Mass-transfer enhancement via chaotic laminar flow within a droplet

Abstract

The Stokes flow occurring within a non-neutrally buoyant spherical droplet translating by buoyancy through an immiscible liquid which is undergoing simple shear is shown to be chaotic under many circumstances for which the droplet translates by buoyancy through the entraining fluid. This flow is easily produced, for example, when the droplet rises (or falls) through the annular space of a vertical concentric-cylinder Couette viscometer or through a vertical Poiseuille flow. The parameters studied include: (i) droplet/bulk fluid viscosity ratio; (ii) shear strength/bubble rise velocity ratio; and (iii) the angle between the translational bubble velocity vector and the vorticity vector characterizing the undisturbed shear.
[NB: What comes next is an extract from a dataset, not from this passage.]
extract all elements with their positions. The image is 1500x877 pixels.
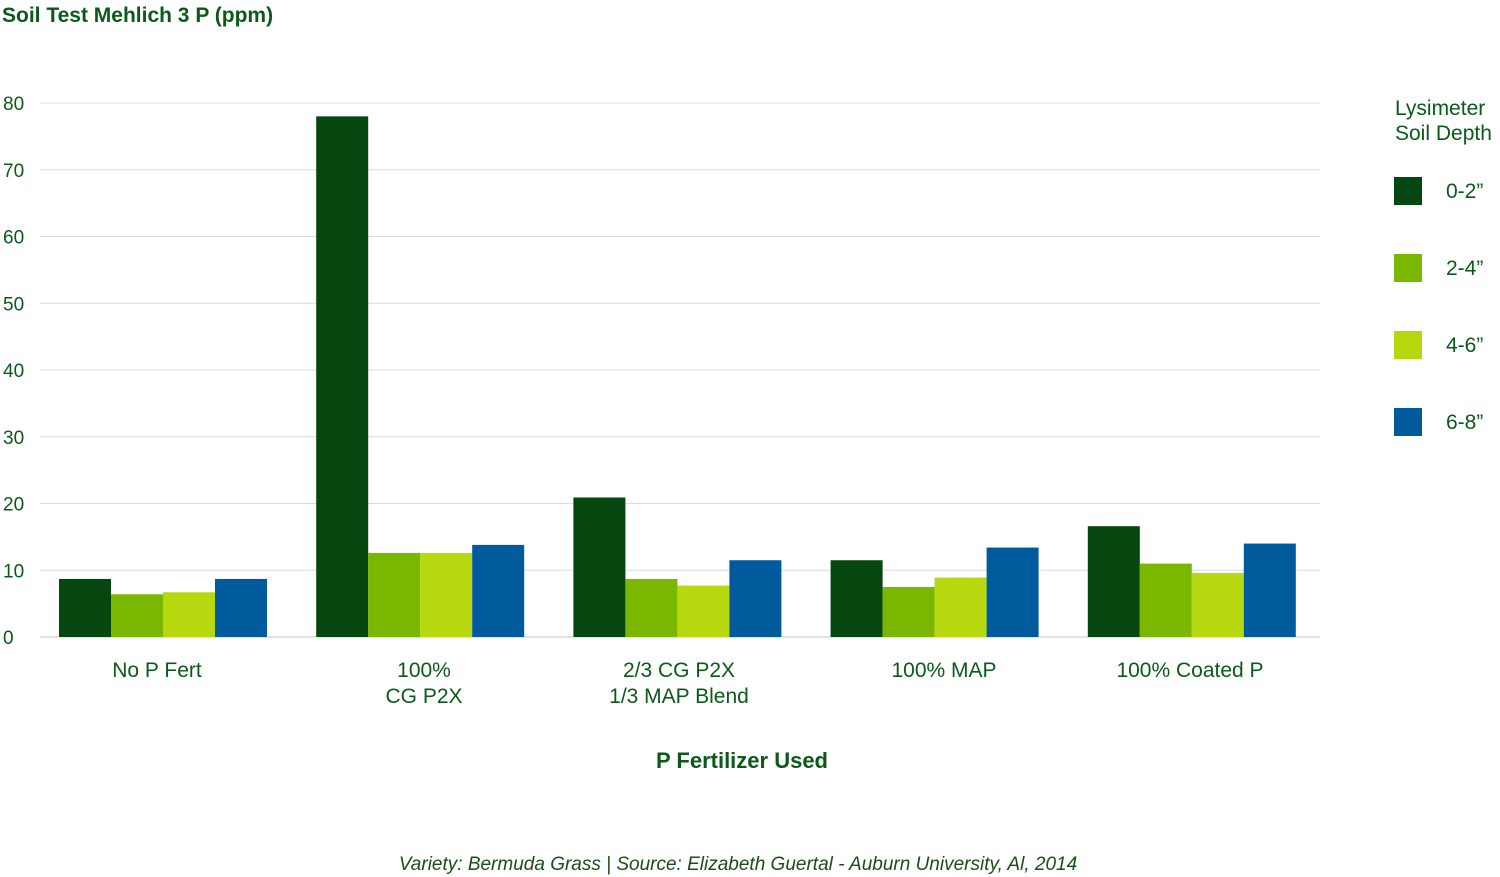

Streamlines existing within a droplet that translates perpendicular to this vorticity vector are shown to be non-chaotic for all choices of physical parameters. Other relative orientations frequently contain chaotic trajectories. When solute initially dissolved within the droplet is extracted into the bulk fluid, the resulting overall mass-transfer coefficient (calculated via generalized Taylor dispersion theory) quantifying the extraction rate at asymptotically long times is shown to be significantly higher in the chaotic flow case.